Sunday, August 3, 2008

When it’s best to try to convince, rather than prove

(Reflections on Carroll C Arnold’s Introduction to Chaim Perelman’s “The Realm of Rhetoric”, University of Notre Dame Press, 1982).

When is it better to try for a convincing argument, rather than a conclusive one? And how would you go about that?

You should aim to convince, rather than prove, when your premises are disputable. That is, when you are dealing in the realm of “values” (as Perelman would say). I take it that this realm is bigger than it first appears: and would include decisions about most human social systems.

Argumentation that aims to convince can be termed “rhetoric”. Argumentation that aims at a proof, at a conclusion, can be termed “logic”. Logic can only be applied when your premises are indisputable. Beware of trying to apply logic into situations where your premises are open to opinion. You will end up with disparate and conflicting conclusions.

Rhetorical argument must have as its goal the “adherence” of an audience. Rhetorical argument, by the nature of the matters it deals with, will always have an audience. Even if that audience is just yourself. And its aim cannot be to get the audience totally signed-up to a claim. Rather, its goal can only be to increase the adherence of that audience to the claim. In the domains where rhetoric applies, we cannot hope for 100% acceptance of a claim. Only degrees of allegiance or adherence.
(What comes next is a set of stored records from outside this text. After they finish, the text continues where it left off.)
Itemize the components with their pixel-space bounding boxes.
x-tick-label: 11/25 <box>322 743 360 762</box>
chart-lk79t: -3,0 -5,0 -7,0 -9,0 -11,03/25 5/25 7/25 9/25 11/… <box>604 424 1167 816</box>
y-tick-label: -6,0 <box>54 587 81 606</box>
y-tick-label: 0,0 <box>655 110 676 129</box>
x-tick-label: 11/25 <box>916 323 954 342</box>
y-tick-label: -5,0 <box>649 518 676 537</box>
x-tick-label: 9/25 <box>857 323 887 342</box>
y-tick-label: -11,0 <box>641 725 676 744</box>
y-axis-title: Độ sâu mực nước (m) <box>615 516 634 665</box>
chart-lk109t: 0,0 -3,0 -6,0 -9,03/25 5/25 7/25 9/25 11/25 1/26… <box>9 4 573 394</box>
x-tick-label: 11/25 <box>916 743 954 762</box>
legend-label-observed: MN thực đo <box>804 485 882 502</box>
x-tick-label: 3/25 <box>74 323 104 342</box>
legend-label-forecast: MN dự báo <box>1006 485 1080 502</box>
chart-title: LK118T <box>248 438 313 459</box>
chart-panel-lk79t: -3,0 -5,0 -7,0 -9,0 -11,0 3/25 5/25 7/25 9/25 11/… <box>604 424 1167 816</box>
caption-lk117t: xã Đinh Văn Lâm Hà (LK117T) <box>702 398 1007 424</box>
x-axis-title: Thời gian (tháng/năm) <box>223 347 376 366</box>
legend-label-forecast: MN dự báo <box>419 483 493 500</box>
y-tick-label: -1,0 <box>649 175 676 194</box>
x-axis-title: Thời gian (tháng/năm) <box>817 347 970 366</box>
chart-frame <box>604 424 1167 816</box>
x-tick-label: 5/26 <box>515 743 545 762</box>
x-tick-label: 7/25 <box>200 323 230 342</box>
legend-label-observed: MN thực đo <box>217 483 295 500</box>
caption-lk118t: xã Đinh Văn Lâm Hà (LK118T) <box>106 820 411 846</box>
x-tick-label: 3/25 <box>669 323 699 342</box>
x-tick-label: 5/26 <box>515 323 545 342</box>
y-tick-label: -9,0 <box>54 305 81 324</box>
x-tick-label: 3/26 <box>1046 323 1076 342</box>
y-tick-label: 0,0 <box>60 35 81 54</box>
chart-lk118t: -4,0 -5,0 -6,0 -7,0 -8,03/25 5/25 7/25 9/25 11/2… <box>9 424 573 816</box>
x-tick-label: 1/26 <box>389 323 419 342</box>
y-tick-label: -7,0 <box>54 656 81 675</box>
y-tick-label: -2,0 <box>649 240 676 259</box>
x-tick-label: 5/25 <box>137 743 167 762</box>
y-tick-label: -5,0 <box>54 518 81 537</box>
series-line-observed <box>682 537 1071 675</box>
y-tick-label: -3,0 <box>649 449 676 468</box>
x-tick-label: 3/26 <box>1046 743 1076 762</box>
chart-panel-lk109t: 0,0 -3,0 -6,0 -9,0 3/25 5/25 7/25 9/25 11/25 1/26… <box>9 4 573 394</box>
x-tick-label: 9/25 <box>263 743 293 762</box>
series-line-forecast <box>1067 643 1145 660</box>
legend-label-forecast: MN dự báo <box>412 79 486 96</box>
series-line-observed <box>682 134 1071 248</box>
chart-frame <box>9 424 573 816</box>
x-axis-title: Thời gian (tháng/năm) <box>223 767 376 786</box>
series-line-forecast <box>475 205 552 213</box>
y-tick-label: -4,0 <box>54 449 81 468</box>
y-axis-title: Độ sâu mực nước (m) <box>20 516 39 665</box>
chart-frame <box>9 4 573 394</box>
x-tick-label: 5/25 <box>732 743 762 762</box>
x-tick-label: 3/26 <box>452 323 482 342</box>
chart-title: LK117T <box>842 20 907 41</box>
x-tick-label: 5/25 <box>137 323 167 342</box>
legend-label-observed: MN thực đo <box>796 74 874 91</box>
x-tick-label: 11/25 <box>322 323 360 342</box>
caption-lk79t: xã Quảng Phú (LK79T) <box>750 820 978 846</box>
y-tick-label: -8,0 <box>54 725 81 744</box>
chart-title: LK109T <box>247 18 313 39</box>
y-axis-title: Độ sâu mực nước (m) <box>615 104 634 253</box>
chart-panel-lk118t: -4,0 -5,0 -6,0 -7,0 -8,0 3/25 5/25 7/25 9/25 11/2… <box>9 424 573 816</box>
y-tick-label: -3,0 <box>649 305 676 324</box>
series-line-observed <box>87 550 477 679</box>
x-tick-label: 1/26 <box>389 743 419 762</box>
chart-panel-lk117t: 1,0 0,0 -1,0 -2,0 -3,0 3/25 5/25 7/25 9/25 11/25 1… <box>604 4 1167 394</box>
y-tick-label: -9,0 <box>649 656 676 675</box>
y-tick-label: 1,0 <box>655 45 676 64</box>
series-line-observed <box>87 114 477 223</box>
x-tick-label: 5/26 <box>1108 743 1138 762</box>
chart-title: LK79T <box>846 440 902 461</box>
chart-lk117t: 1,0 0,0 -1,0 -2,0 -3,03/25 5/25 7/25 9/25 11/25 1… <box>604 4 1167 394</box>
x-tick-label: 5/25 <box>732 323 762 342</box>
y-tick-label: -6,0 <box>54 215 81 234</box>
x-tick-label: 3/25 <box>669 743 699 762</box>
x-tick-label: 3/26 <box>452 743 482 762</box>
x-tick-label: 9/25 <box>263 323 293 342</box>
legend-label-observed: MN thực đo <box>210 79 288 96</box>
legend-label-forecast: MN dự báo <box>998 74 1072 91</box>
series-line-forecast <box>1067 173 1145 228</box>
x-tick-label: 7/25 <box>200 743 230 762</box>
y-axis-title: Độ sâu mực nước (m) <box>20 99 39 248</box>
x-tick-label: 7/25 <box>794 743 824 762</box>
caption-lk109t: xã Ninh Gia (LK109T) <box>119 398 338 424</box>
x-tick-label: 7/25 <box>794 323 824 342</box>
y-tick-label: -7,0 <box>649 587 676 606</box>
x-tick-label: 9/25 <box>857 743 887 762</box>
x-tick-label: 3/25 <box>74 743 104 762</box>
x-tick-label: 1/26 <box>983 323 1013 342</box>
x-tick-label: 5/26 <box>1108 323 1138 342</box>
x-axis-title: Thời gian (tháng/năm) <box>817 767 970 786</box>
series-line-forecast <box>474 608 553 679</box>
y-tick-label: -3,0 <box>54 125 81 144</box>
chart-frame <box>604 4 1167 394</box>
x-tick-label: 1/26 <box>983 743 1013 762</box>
So, how do you argue in a good way, in the domains where your premises are disputable? That is, how do you argue rhetorically? One way to answer this is to draw analogies from the realm of logic: a realm we are more familiar with.

In logic, you build your argument from self evident premises. Premises that are universally true. In rhetoric, you need to build your argument from your audience’s knowledge and experience. You need to appeal to what they know. To what they value. To what they have gone through. You also need to take into account your audience’s current situation.

In logic, you rely on definitions of terms. Once a term is defined to mean a certain thing – its meaning is clear to everyone dealing in that formal system. For example, in the Tax Act, the term “assessable income” is defined in the “definitions” section of the Act. That term, “assessable income” will retain that defined meaning throughout the Act. Its meaning is not open to dispute by any accountant or judge.

In rhetoric, where you are dealing with language in an informal system (not the formal systems of logic), your language will always be ambiguous. You can’t pin a single definition down to a term. So, what can the rhetorician do? Her only option is to make her particular meaning of a word compelling to an audience. She must give her meaning of the word “presence” to that audience.

Finally, logic reaches its conclusions by following deductive steps in a formal proof. The logical rules, which allow you to advance from one step to the next, are well understood and universally agreed. No such formal rules exist for rhetoric. Instead, you need to make “liaisons” between ideas. You progress as you see and build the links between ideas. The rhetorician will use metaphor, examples and models to create these liaisons. She will also resort to argument by analogy, or by an appeal to the way things are (as viewed by the audience) to make these links.

Perelman’s contention, in the end, is that it's possible, in fact it's more intellectually honest, to aim for arguments that are “inconclusive” (in the logical, positivist sense) and yet still “convincing”.